Выкрикнув эти слова, Костя вдруг замолчал. Роберта в ужасе закрыла рот ладонью.
Мимо нас прошла пожилая супружеская пара. Женщина что-то очень громко говорила своему спутнику по-итальянски и энергично жестикулировала.
– Ребята! – попросил я и поставил бутылку рома на землю. – Давайте вы меня сейчас на паром посадите?
Роберта молча кивнула.
– Это правильно, – поддержал Костя, – сейчас тебе надо валить отсюда.
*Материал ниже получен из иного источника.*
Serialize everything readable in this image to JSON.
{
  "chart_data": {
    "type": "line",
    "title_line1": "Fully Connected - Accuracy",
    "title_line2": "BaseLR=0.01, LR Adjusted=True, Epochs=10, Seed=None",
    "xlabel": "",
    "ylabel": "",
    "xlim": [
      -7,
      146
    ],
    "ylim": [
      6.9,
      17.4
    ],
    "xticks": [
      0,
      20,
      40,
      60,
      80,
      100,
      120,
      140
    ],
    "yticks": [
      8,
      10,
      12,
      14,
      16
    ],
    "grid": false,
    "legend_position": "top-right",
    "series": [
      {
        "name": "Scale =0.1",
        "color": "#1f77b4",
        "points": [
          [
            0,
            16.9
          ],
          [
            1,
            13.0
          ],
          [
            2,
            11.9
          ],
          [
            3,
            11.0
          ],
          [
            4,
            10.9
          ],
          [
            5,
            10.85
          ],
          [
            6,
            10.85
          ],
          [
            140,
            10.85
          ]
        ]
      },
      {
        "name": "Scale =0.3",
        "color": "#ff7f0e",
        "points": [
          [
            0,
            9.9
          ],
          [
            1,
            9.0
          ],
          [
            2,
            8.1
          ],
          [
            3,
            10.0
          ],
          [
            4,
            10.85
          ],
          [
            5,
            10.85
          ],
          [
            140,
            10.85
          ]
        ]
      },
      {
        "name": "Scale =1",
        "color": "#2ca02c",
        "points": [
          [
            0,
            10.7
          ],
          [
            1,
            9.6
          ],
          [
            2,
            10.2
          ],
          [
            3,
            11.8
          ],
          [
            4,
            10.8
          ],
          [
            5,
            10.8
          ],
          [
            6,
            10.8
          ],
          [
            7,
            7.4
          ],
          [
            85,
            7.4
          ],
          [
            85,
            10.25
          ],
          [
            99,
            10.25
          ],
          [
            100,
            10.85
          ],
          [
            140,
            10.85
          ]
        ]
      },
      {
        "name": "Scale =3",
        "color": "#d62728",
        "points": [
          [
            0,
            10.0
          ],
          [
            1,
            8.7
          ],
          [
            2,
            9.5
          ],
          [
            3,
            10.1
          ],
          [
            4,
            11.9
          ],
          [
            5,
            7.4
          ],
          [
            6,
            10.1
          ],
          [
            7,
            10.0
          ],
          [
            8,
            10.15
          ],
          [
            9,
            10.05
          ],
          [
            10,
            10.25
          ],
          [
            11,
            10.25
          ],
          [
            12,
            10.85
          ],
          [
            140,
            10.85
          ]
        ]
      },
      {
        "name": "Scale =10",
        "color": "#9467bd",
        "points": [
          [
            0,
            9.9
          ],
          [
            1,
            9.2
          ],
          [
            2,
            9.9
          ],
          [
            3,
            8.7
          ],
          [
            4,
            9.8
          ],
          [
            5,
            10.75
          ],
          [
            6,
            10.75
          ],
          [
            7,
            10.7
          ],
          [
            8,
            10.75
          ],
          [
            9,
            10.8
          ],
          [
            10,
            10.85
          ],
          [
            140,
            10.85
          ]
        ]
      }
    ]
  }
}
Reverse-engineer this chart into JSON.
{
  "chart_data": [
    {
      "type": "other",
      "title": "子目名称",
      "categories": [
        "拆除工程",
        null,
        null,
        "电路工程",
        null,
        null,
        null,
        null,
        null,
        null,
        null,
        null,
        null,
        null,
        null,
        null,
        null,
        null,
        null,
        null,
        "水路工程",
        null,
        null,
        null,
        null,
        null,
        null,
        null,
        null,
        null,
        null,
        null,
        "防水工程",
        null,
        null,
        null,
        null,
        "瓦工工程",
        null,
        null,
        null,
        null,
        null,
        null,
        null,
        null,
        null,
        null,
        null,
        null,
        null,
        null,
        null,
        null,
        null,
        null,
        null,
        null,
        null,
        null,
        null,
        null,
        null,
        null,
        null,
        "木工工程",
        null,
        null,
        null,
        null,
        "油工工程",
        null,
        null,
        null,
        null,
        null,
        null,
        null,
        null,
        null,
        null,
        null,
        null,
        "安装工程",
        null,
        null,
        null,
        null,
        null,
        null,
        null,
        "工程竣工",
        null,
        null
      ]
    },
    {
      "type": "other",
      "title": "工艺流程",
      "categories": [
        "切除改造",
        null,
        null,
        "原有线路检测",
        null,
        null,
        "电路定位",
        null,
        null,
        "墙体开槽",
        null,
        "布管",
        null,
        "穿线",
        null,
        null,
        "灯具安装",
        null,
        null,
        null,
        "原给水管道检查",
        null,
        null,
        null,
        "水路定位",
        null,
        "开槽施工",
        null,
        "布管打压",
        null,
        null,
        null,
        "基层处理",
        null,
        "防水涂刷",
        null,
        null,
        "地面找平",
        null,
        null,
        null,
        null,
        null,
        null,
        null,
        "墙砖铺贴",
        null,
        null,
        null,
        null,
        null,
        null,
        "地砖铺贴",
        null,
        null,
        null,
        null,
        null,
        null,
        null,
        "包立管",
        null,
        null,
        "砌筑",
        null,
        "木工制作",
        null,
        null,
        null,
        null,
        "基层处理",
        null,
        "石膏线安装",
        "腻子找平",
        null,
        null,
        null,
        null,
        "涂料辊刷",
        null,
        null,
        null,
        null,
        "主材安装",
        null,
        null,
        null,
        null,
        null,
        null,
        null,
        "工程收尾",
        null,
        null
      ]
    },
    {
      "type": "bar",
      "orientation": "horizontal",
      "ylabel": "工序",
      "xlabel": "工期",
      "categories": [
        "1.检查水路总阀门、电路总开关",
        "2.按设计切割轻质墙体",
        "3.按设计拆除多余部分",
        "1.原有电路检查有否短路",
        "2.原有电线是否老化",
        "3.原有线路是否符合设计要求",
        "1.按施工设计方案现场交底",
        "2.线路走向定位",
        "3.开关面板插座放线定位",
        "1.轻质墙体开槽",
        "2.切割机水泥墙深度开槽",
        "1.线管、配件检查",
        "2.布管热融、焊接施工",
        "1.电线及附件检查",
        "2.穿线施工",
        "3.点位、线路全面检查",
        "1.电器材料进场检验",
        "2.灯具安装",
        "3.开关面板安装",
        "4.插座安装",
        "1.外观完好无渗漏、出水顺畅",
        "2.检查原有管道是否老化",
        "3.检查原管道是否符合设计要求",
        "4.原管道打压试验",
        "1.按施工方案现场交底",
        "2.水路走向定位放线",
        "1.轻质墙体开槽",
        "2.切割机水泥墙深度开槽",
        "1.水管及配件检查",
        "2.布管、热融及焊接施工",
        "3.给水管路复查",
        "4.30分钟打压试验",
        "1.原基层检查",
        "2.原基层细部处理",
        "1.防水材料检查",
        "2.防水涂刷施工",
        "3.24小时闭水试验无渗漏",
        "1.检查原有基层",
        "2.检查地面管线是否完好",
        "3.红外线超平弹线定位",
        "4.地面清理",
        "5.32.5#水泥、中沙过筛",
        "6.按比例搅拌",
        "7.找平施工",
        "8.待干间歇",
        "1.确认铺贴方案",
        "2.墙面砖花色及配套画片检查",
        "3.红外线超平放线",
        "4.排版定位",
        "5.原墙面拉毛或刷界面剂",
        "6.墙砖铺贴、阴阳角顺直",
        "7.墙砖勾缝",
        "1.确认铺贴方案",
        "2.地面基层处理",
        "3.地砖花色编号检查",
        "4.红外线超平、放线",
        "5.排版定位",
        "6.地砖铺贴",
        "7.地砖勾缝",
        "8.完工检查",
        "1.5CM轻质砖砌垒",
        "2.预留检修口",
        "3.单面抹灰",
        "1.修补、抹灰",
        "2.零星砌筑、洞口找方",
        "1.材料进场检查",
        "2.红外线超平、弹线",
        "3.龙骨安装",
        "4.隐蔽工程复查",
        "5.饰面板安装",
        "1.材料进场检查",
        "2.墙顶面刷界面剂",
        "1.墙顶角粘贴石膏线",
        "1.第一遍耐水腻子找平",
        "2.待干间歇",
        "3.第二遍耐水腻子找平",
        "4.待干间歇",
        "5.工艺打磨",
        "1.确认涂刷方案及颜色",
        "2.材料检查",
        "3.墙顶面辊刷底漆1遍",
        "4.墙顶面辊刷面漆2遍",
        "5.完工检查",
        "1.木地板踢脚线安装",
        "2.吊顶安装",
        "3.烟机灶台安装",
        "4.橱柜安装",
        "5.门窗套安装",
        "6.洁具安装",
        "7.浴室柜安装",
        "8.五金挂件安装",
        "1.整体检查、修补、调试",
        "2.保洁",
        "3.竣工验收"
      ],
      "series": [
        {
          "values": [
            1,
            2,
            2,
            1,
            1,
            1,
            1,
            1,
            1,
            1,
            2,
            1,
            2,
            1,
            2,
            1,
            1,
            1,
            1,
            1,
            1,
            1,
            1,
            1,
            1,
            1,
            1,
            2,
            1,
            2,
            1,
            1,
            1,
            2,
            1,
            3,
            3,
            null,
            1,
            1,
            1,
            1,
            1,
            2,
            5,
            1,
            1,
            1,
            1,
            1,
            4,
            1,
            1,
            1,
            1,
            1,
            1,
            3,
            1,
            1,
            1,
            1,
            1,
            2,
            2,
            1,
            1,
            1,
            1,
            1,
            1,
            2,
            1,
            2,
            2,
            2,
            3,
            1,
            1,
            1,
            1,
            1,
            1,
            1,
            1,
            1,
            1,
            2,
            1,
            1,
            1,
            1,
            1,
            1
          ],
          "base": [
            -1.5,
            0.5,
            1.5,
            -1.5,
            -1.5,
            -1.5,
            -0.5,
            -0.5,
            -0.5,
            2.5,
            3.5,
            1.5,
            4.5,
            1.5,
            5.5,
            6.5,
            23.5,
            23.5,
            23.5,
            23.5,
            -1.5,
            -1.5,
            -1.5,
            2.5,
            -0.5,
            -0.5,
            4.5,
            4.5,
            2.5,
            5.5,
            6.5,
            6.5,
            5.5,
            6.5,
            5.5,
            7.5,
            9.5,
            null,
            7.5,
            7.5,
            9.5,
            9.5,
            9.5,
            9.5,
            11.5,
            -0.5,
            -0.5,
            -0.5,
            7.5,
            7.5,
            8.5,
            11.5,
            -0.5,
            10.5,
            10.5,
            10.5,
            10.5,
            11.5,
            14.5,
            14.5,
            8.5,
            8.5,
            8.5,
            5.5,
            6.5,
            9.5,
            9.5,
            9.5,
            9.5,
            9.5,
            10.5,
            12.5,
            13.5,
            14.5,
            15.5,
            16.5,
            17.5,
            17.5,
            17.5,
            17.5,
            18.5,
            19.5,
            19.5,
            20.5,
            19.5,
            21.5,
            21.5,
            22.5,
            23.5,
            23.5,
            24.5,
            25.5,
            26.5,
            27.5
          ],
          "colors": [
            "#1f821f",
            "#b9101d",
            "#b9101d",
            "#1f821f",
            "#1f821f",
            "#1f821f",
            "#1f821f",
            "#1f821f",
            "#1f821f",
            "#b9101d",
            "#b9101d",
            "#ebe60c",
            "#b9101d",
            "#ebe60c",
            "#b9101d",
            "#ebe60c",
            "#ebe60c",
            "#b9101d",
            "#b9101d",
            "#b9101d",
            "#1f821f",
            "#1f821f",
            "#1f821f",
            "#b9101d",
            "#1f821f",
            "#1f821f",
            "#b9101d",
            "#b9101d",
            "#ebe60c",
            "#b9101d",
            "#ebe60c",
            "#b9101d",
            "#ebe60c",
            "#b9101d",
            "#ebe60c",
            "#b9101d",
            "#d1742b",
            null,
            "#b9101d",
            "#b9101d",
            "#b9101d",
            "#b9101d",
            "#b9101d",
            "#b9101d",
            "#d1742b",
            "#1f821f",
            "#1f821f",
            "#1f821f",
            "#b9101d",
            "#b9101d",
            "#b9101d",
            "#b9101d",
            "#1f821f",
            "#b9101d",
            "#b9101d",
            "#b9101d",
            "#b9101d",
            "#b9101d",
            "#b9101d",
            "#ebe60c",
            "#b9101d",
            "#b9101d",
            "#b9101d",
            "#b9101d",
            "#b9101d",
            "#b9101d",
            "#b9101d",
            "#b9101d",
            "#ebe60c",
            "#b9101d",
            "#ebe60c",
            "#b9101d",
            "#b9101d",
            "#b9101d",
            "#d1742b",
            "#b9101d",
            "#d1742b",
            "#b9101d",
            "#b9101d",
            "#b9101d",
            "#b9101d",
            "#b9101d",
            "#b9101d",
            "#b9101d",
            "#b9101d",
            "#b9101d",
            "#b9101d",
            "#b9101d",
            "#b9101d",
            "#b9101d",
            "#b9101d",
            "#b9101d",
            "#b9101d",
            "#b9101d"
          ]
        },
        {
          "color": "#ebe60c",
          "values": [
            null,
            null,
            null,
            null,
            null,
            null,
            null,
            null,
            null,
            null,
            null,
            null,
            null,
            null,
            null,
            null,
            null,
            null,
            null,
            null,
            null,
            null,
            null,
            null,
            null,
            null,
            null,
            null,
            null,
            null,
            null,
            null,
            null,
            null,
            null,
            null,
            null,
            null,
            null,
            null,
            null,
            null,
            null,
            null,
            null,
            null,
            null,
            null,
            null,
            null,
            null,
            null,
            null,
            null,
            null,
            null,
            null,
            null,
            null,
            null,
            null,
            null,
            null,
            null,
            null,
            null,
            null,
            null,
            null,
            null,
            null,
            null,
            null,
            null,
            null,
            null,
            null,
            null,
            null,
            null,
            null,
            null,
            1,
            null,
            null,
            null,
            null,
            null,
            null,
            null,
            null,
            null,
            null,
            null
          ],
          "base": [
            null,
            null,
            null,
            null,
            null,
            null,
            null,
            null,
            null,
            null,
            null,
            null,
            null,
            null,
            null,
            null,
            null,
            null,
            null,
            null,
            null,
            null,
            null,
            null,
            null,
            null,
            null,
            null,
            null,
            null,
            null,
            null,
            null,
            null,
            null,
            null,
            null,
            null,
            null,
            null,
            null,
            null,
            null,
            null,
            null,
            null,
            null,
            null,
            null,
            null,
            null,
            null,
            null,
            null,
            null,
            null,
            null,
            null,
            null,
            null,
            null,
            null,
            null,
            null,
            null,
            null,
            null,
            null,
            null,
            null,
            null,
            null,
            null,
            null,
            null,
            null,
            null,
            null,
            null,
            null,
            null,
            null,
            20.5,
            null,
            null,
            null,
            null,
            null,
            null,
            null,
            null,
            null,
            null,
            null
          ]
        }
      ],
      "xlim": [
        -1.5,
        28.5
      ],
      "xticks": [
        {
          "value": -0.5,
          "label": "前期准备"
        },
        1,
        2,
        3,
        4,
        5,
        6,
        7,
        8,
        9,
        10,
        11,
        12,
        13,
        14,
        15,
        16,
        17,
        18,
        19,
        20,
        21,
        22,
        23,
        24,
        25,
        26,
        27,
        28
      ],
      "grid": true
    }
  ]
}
И как можно скорее.
Через три часа я был уже в Неаполе, в своем гостиничном номере, и собирал вещи. На следующий день я улетел домой, в Петербург.
Хорошо, что у человека всегда остается это верное средство от всех тревог – путь домой.
Прошло четыре месяца. Наступил сентябрь. Тот весенний остров, табакерка на нефритовой подставке, мой тиранический сон стал таять, растворяться и наконец забылся.
Как-то вечером я открыл электронную почту и обнаружил письмо от Роберты. Надо же! После всего она еще готова со мной общаться. Однако письмо было пусто. Ни «привет», ни «пока», ничего. Только ссылка на какую-то американскую газету двухнедельной давности. Я кликнул по указанной ссылке, увидел фотографию Джулии с ее мужем и прочитал заглавие:
«Американский профессор стал жертвой экстремистов».
«Известный калифорнийский историк и его жена, – сообщалось в газете, – стали жертвой бандитского нападения в центре Каракаса. Профессор, – читал я, – с женой вышли вечером из гостиницы. На площади к ним приблизились трое молодых людей и потребовали отдать деньги. Профессор отказался. Тогда один из подошедших вынул пистолет и двумя выстрелами прострелил профессору коленные чашечки. Жена стала звать на помощь, и ей досталась пуля в голову. Она скончалась через полчаса в больнице, не приходя в сознание. Туда же был доставлен профессор, избитый, со множественными переломами и простреленными коленными чашечками. Ведется следствие».
Я закрыл статью и пошел на кухню. Там трясущимися руками открыл окно и жадно глотнул сентябрьский воздух, уже набирающий морозный холод.
Её больше нет. Нет той, которая однажды подарила мне жизнь. Страна пламенного Уго Чавеса, взявшая курс на свободу, на братство, на социализм, отняла ее у меня, у всех, даже у этого профессора, пожалевшего денег, и теперь уже навсегда.
Где же ваше братство? Где справедливость?
– Жизнь продолжается! – сказал мне тогда этот профессор.